With the timber already mentioned in earlier posts coming in 4″ thick boards, the 3″ depth of cut on the tabletop bandsaw we were using was of little help. An upgrade was the only option but to get a decent depth of cut on one of these machines can be an expensive exercise. Searching the available options in research brought up one example that seemed almost too good to be true and, bearing in mind you normally get what you pay for, we were wary! But to get a comparable depth of cut (6″) would otherwise cost around twice to two and a half times the asking price.
So we took the plunge and ordered the Fox F28-186 bandsaw from Poolwood in Kent. (We like to keep things as local as possible). 24 hours later it was delivered and it was with a little trepidation that it was unpacked and assembled. The pleasant surprises started with the realisation that the table was a cast iron one, as in this price bracket we expected an alloy one. The supplied leg stand was of decent gauge metal rather than the flimsy efforts seen on some kit. The whole thing went together without hassle, with all holes lining up well and a complete compliment of fixings. The next nice surprise was that the blade guides are all ball race type as are the thrust bearings. The final broad grin came when the machine was switched on for the first time to almost complete silence!
The first cut did not remove the grin as the machine sliced through a lump of the aforementioned walnut without too much effort, although a little residue came off the blade. Cutting a shelf from 1/2″ ply a little later proved accurate and easy. (Straight lines freehand on a bandsaw are more difficult than you might think!)

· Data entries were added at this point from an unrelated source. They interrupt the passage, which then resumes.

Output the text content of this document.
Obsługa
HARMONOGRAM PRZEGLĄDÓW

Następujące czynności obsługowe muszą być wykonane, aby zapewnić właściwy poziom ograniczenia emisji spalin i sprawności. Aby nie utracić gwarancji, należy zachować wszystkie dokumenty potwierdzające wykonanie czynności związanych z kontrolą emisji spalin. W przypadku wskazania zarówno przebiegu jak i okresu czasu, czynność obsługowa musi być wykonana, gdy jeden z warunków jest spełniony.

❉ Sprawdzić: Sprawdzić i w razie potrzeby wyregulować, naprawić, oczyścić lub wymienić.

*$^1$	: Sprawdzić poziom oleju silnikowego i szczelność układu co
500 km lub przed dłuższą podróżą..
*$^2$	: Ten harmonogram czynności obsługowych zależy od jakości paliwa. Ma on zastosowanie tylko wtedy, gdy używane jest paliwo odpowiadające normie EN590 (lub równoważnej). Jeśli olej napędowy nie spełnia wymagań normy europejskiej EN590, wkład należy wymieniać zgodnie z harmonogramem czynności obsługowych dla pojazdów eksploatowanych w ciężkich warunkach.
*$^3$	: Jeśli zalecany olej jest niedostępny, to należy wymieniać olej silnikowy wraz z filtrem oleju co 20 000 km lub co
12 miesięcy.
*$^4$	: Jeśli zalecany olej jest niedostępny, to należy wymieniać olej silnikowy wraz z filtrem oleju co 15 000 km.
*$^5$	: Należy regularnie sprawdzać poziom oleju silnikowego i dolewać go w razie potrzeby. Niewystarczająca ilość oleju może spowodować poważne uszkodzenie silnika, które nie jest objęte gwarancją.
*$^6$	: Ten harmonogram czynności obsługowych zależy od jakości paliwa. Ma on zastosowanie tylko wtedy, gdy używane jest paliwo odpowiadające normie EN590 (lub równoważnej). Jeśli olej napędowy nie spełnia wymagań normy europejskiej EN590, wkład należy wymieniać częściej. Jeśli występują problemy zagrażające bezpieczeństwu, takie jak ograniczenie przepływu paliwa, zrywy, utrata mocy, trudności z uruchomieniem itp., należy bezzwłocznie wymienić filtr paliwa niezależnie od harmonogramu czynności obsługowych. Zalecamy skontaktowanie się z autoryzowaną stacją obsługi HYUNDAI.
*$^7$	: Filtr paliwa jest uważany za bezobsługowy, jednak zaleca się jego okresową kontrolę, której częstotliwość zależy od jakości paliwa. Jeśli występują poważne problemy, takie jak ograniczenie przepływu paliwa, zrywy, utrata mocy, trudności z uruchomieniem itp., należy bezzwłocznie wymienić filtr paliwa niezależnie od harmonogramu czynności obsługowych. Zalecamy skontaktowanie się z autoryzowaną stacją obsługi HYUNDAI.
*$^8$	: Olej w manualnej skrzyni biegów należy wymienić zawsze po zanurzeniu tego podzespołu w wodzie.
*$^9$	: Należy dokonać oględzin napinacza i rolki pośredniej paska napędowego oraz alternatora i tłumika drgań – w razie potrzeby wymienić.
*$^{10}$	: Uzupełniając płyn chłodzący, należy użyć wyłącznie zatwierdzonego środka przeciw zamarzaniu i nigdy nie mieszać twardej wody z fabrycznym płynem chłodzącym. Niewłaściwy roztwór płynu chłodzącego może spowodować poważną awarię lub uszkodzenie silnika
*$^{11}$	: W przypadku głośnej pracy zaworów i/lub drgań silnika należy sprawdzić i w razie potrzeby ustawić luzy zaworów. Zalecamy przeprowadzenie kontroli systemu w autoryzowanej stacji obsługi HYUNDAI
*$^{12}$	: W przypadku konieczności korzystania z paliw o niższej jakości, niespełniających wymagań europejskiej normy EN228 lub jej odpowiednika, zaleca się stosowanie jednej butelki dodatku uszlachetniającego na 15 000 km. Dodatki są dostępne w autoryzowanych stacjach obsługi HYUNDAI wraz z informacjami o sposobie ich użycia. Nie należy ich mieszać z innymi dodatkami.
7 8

OK, so it is only day one with the machine, but for the price (check the link) I believe that it is an excellent buy. The machine is rigid and vibration free, cuts cleanly and is quiet in operation. The only place I could fault the saw is with the height adjustment of the upper blade guide, which is simple and straight forward in it’s operation but has no means of locking it into position. Time will tell whether this will prove a problem or not. For a bandsaw with a six inch (150mm) depth of cut we are impressed.